Did a Group of College Students Fix Facebook’s Fake News Problem?

It took just 36 hours for the students to build “FiB: Stop living a lie,” a Chrome browser extension which aims to verify legitimate news sources

November 15, 2016
Photo: iStock

Four college students created a browser extension capable of verifying internet news sources, which could be a godsend for Facebook users frustrated by bogus stories on their newsfeed.

During a “hackathon” at Princeton University, four students from different colleges came together and — in just 36 hours — put together an algorithm which they think can separate legitimate news from fake news.
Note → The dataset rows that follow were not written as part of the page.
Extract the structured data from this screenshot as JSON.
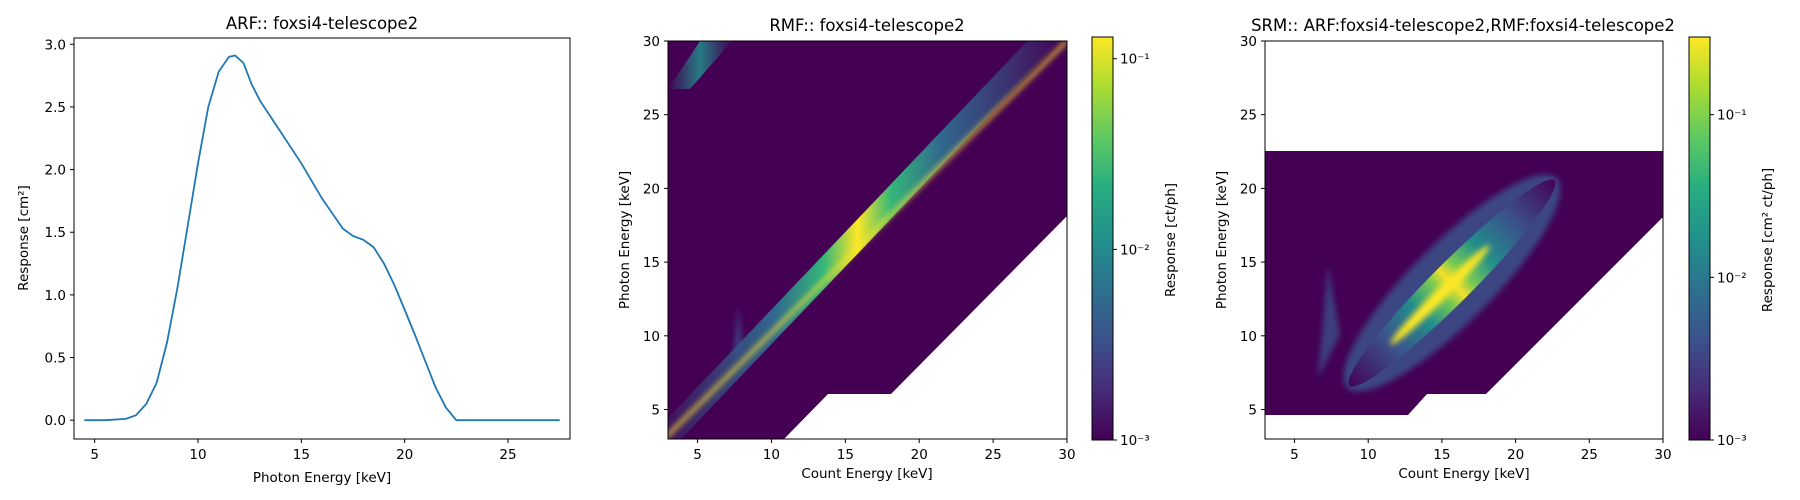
{
  "chart_data": [
    {
      "type": "line",
      "title": "ARF:: foxsi4-telescope2",
      "xlabel": "Photon Energy [keV]",
      "ylabel": "Response [cm²]",
      "xlim": [
        4.0,
        28.0
      ],
      "ylim": [
        -0.15,
        3.05
      ],
      "xticks": [
        5,
        10,
        15,
        20,
        25
      ],
      "yticks": [
        0.0,
        0.5,
        1.0,
        1.5,
        2.0,
        2.5,
        3.0
      ],
      "xtick_labels": [
        "5",
        "10",
        "15",
        "20",
        "25"
      ],
      "ytick_labels": [
        "0.0",
        "0.5",
        "1.0",
        "1.5",
        "2.0",
        "2.5",
        "3.0"
      ],
      "color": "#1f77b4",
      "series": [
        {
          "x": [
            4.5,
            5.5,
            6.5,
            7.0,
            7.5,
            8.0,
            8.5,
            9.0,
            9.5,
            10.0,
            10.5,
            11.0,
            11.5,
            11.8,
            12.2,
            12.6,
            13.0,
            14.0,
            15.0,
            16.0,
            17.0,
            17.5,
            18.0,
            18.5,
            19.0,
            19.5,
            20.0,
            20.5,
            21.0,
            21.5,
            22.0,
            22.5,
            25.0,
            27.5
          ],
          "y": [
            0.0,
            0.0,
            0.01,
            0.04,
            0.13,
            0.3,
            0.62,
            1.05,
            1.55,
            2.05,
            2.5,
            2.78,
            2.9,
            2.91,
            2.85,
            2.68,
            2.55,
            2.3,
            2.05,
            1.77,
            1.53,
            1.47,
            1.44,
            1.38,
            1.25,
            1.08,
            0.88,
            0.68,
            0.47,
            0.26,
            0.1,
            0.0,
            0.0,
            0.0
          ]
        }
      ]
    },
    {
      "type": "heatmap",
      "title": "RMF:: foxsi4-telescope2",
      "xlabel": "Count Energy [keV]",
      "ylabel": "Photon Energy [keV]",
      "xlim": [
        3,
        30
      ],
      "ylim": [
        3,
        30
      ],
      "xticks": [
        5,
        10,
        15,
        20,
        25,
        30
      ],
      "yticks": [
        5,
        10,
        15,
        20,
        25,
        30
      ],
      "xtick_labels": [
        "5",
        "10",
        "15",
        "20",
        "25",
        "30"
      ],
      "ytick_labels": [
        "5",
        "10",
        "15",
        "20",
        "25",
        "30"
      ],
      "colormap": "viridis",
      "colorbar": {
        "scale": "log",
        "range": [
          0.001,
          0.13
        ],
        "ticks": [
          0.001,
          0.01,
          0.1
        ],
        "tick_labels": [
          "10⁻³",
          "10⁻²",
          "10⁻¹"
        ],
        "label": "Response [ct/ph]"
      },
      "features": {
        "diagonal": {
          "x_from": 3,
          "x_to": 30,
          "peak": 0.12
        },
        "escape_feature": {
          "x": [
            3,
            5.2
          ],
          "y": [
            27,
            30
          ]
        },
        "tail": {
          "x": 7.5,
          "y": [
            8,
            11
          ]
        },
        "missing_region": "lower-right"
      }
    },
    {
      "type": "heatmap",
      "title": "SRM:: ARF:foxsi4-telescope2,RMF:foxsi4-telescope2",
      "xlabel": "Count Energy [keV]",
      "ylabel": "Photon Energy [keV]",
      "xlim": [
        3,
        30
      ],
      "ylim": [
        3,
        30
      ],
      "xticks": [
        5,
        10,
        15,
        20,
        25,
        30
      ],
      "yticks": [
        5,
        10,
        15,
        20,
        25,
        30
      ],
      "xtick_labels": [
        "5",
        "10",
        "15",
        "20",
        "25",
        "30"
      ],
      "ytick_labels": [
        "5",
        "10",
        "15",
        "20",
        "25",
        "30"
      ],
      "colormap": "viridis",
      "colorbar": {
        "scale": "log",
        "range": [
          0.001,
          0.3
        ],
        "ticks": [
          0.001,
          0.01,
          0.1
        ],
        "tick_labels": [
          "10⁻³",
          "10⁻²",
          "10⁻¹"
        ],
        "label": "Response [cm² ct/ph]"
      },
      "features": {
        "photon_energy_range": [
          4.5,
          22.5
        ],
        "diagonal": {
          "x_from": 7,
          "x_to": 22.5,
          "peak": 0.3
        },
        "tail": {
          "x": 7.2,
          "y": [
            8,
            14
          ]
        },
        "missing_region": "lower-right"
      }
    }
  ]
}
They then baked it into a Chrome browser extension called “FiB: Stop living a lie.”

So, how does it work?

“It classifies every post, be it pictures (Twitter snapshots), adult content pictures, fake links, malware links, fake news links as verified or non-verified using artificial intelligence,” Nabanita De, a master’s student in computer science at the University of Massachusetts at Amherst, told Business Insider. Then, if the browser plug-in determines the story is verified, it adds a little tag in the corner letting users know.

Facebook and its CEO Mark Zuckerberg have faced a rising tide of criticism for the social media platform’s role in the 2016 presidential election, with critics arguing the its laissez faire approach to news aggregation allowed users to be mislead by bogus or heavily spun news stories. However, the students behind “Fib” believe their extension may be the first step toward a solution.